Suggesting that freight costs were 16 percent cheaper if importing a 40-foot container as opposed to individual pallets, the Super Value chief said palletised containers helped keep freight costs down as they were much easier to unload.

“We have to watch the distribution and warehouse to keep costs down,” he added. “We store it in the warehouse, which doesn’t do us any good, and right now the warehouse is at capacity. I’d rather go from the dock to the store.”


themessenger 2 months ago

I guess das why you shopping at da Chinese an da hyshun markets dem Lol


ohdrap4 2 months ago

Please get more brazilian chicken. The american chicken too expensive.

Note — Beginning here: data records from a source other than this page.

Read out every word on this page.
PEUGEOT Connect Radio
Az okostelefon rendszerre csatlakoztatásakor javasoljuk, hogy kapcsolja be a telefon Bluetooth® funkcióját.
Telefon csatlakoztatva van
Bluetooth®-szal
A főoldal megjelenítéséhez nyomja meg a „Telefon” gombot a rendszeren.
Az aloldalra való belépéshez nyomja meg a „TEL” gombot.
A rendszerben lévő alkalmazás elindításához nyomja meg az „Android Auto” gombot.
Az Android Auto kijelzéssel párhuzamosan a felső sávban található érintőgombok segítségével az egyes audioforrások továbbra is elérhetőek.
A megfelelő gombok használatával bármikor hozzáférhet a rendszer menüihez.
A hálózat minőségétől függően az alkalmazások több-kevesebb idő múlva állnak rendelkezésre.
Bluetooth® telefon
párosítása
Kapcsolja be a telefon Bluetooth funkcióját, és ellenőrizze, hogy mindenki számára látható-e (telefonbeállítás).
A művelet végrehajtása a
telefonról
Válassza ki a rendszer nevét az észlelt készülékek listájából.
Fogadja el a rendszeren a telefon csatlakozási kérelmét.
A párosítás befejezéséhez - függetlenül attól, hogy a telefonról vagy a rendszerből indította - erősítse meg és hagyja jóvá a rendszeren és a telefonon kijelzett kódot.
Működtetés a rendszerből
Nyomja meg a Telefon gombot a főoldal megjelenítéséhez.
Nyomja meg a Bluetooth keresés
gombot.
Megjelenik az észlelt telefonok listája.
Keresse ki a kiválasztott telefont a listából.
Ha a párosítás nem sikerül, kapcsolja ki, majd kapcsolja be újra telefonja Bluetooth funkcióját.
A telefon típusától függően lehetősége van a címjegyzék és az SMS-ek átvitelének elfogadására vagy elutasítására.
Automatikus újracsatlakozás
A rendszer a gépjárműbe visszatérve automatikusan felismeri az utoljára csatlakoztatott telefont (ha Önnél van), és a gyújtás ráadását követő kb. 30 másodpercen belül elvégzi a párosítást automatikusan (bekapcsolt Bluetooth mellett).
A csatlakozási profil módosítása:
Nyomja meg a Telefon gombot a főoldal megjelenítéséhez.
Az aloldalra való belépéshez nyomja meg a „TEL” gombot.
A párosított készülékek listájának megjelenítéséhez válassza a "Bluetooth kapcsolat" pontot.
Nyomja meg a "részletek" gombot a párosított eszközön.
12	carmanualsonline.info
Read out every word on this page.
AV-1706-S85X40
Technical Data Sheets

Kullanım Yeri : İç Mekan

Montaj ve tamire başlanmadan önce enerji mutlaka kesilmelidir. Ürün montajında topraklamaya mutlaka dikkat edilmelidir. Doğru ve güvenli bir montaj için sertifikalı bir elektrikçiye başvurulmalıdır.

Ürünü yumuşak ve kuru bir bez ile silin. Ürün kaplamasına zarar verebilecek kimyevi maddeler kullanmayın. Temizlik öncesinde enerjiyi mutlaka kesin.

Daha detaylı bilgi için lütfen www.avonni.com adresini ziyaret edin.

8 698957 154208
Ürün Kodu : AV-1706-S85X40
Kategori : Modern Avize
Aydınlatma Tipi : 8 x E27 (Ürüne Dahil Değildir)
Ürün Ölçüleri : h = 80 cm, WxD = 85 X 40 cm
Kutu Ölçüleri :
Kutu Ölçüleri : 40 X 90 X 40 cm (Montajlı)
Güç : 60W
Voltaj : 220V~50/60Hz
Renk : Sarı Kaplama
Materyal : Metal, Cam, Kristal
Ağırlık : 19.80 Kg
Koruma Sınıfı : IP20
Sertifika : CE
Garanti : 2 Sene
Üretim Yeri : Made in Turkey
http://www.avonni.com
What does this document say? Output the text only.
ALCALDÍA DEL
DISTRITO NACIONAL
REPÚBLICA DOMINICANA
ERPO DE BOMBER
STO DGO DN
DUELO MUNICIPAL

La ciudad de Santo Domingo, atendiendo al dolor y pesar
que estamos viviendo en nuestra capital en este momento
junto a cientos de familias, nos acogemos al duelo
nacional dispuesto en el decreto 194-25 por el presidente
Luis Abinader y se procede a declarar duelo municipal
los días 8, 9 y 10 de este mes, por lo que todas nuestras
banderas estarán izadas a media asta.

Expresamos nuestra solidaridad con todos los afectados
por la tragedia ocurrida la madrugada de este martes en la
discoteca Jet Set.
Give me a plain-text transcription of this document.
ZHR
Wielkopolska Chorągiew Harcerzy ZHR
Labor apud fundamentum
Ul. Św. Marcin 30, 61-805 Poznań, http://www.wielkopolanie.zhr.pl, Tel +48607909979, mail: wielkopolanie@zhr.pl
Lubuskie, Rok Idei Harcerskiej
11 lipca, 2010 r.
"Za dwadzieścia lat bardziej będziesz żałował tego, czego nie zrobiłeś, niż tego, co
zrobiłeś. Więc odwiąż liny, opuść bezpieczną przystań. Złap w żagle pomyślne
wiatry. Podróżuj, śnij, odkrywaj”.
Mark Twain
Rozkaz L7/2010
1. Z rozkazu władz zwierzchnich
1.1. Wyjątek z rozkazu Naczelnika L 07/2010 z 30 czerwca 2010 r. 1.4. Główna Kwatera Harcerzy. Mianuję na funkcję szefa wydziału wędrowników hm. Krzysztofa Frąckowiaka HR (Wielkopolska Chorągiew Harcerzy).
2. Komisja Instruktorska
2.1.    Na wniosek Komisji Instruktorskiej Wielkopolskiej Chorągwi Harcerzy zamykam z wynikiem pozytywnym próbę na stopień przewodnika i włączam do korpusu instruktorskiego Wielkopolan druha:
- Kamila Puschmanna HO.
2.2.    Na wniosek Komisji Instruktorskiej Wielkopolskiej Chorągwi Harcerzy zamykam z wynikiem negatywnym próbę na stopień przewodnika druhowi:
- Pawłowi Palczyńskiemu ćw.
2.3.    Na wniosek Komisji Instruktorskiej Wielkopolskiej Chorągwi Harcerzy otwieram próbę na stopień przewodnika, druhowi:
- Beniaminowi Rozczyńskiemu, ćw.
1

Give the turkish another chance. They have very nice stainless steel implements


K4C 2 months ago

Anyone KNOW if City Meal Markets are planning a return ?


ohdrap4 2 months ago

unlikely. they disappeared the former employees pension fund.


themessenger 2 months ago

@ohdrap4, wrong! The Finlayson family disappeared the employees pension fund as they did with the Cole Thompson Pharmacy employees, and lets not get started on what happened to the Little Switzerland store chain.


K4C 2 months ago

my point, the BIG PLP inner circle at it's best


The Finlayson family destroyed City Mat Markets and anything they touched,


hrysippus 2 months ago

thank you, messenger, and this is how you sometimes earn a knighthood from a plp government.


BONEFISH 2 months ago

The Finlayson 's family has destroyed a lot of business in this country. However you have omitted the roles the late Franklyn Butler and Craig Symonette played in the demise of City Markets That company was mortally wounded when the Finllaysons purchased it .they just finished it off quickly.


Baha10 2 months ago

You Guys must be young … don’t forget ABC Motors (Rolls Royce, Jaquar, Toyota, Mazda Dealership), RND and Burns House … even a Knighthood could not restore value to those Shares!


joeblow 2 months ago

... people blamed Trump for everything before, now they say nothing about bumbling Biden and his inability to make one common sense decision!!


GodSpeed 2 months ago

Better start focusing on growing things locally, increasing fishing and farming/agriculture. This global system is headed for collapse and any nation that can't feed itself with it's own production is going to catch hell.


ohdrap4 2 months ago

not to worry. we eat our own rice. Mahatma.


TalRussell 2 months ago

Mark your calendars by the Jib corner gossip spoken by the most trusted kind are reiterating that the beefed-up public relations campaign by the grocer man oligarch is a sign that finally with Obediah Hercules Wilchcombe, no longer the minister overseeing the Gaming Board ... Lady Luck is set to shine on Comrade "Grocer man" Rupert Roberts whose in the fast-track process designed to facilitate approval to boost stores profit revenues by thirty percent++ once the Numbers Kiosks are all in place and operational at the grocer man's 13-store chain, ― Yes?


Bonefishpete 2 months ago

Better hope the Bahamian Dollar stays one to one to the US Dollar.


Cobalt 2 months ago

Biblical prophesy is being fulfilled. Famine, disease, and hopelessness is gripping a hopeless and lost world. Ahhh boy.